Casa Blanca – Ecuador: Sailing aborted, anniversary, Return to the Sea, sinking

July 12, 2021

I was supposed to be writing this post in Grenada. Alas, the sailing trip had to be postponed for family reasons.  As planned, Natalia and I left Beirut on June 28 bound to Washington DC and the girls joined from France a couple of days later.  But on July 2nd, instead of flying to St Georges to meet ANTARES we flew to Quito-Ecuador to spend some time with my parents.  Last Wednesday we drove here. 

We are starting to settle in a certain routine, though not exactly the same as four months ago; routines do change over time, plus Marina and Sofia are on vacation (Natalia and I are working part time). The days have alternated between sunny and overcast but the temperature is consistently in the 25-30 C range. We all like this place. It’s good for my body and mind.

Over the weekend we went to Playa Escondida for lunch. The restaurant there is closed for remodeling but our friends who manage the place grilled fish for us that they served in one of the open cabins along with salads and two bottles of a Portuguese Sauvignon Blanc.  We had a very pleasant day. 

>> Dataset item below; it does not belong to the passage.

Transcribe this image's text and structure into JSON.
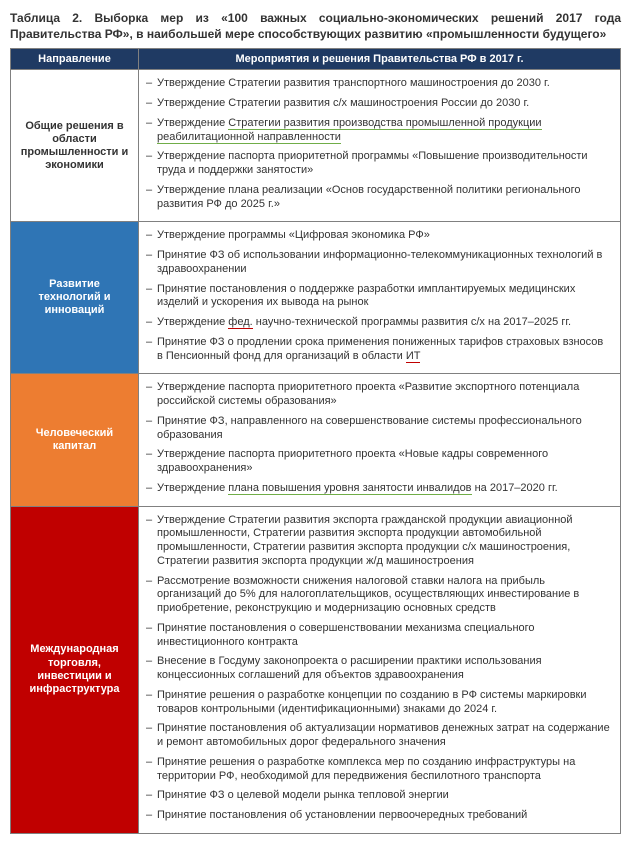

Sunday Natalia and I celebrated our 7th wedding anniversary.  Not sure why we take as reference the time when we got married instead of the day when we met, or when we started living together; that would be 10 years ago. We started with a glass of Cava at home and then had dinner at our favorite restaurant by the beach.  Marina went to see friends and Sofia opted to stay home and watch a movie. A friend who I hadn’t seen in a very long time was at the restaurant having a drink at the bar and ended up spending the soiree with us. Not very romantic. We went to bed quite late so today I have been operating in slow motion. I cancelled a meeting I had and wasn’t really able to do much in terms of work — or to run or workout.  

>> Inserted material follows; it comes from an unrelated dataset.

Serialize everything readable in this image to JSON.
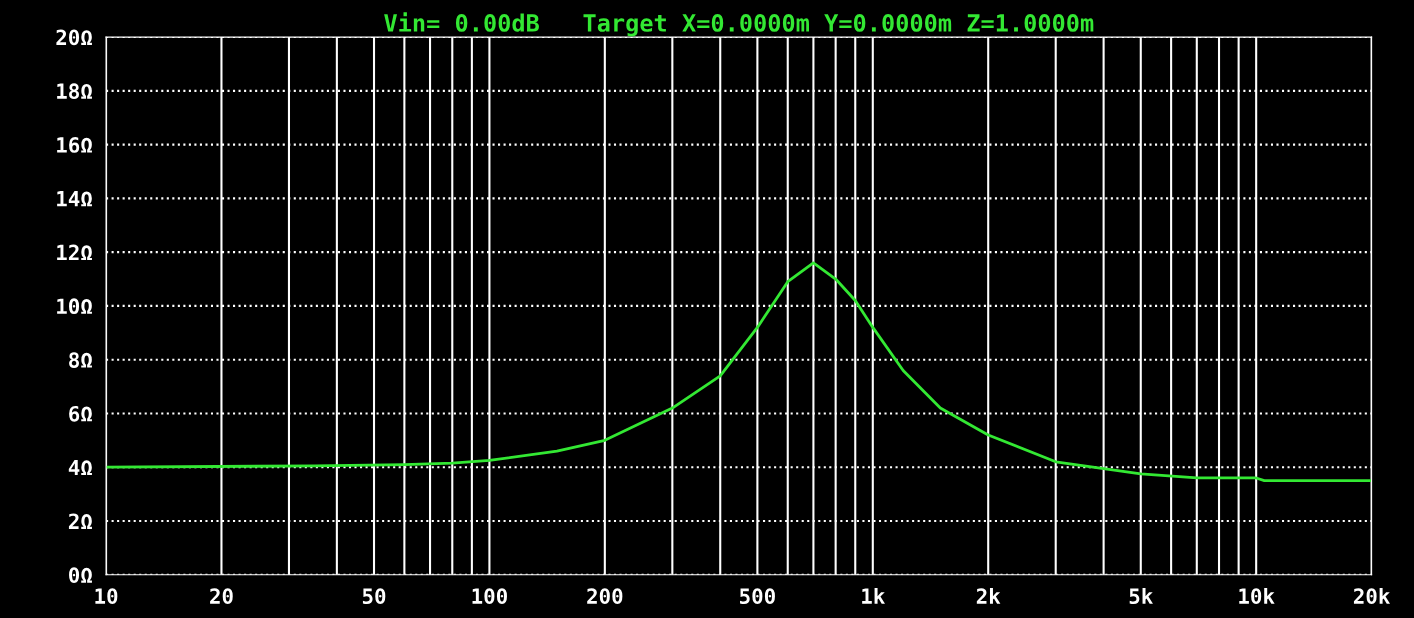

Instead I finished reading Webb Chiles’s Return to the Sea about the second half of his fourth circumnavigation — from Boston to Sydney via the Azores, Portugal, Senegal, Brazil and South Africa.  I had read all his published books and the unpublished logs but not this one, simply because there is no electronic version, so I finally bought the hard cover.   Sailing books are popular among sailors because of the stories, adventures, guides to places and approaches to solving problems but most are badly written; sailors, on average, are bad writers.  Chiles is a writer who also sails. You read about the passages and the places Carol his wife and him visited together (at least until they reached Cape Town) but also about the writer himself and the struggles we all face to keep different pats of our life together.  The book doesn’t always follow a straight line in space-time, there are detours and transitions between past and present handled with much care as to maintain the integrity of the story.  Highly recommended.  

Otherwise, back in the Middle East, Lebanon continues to sink and we no longer try to guess when it will touch bottom. Now, without diesel, even the buildings in well-off neighborhoods are struggling to provide electricity and since the pumps can’t run the country is starting to face problems with water.  Natalia and I might have left just in time. Over the weekend there was a lull in the storm created by the two soccer finals — the Euro and Latin America’s cups — which millions of humans, including Lebanese who had electricity, watched.  I did not but was happy to learn about the results.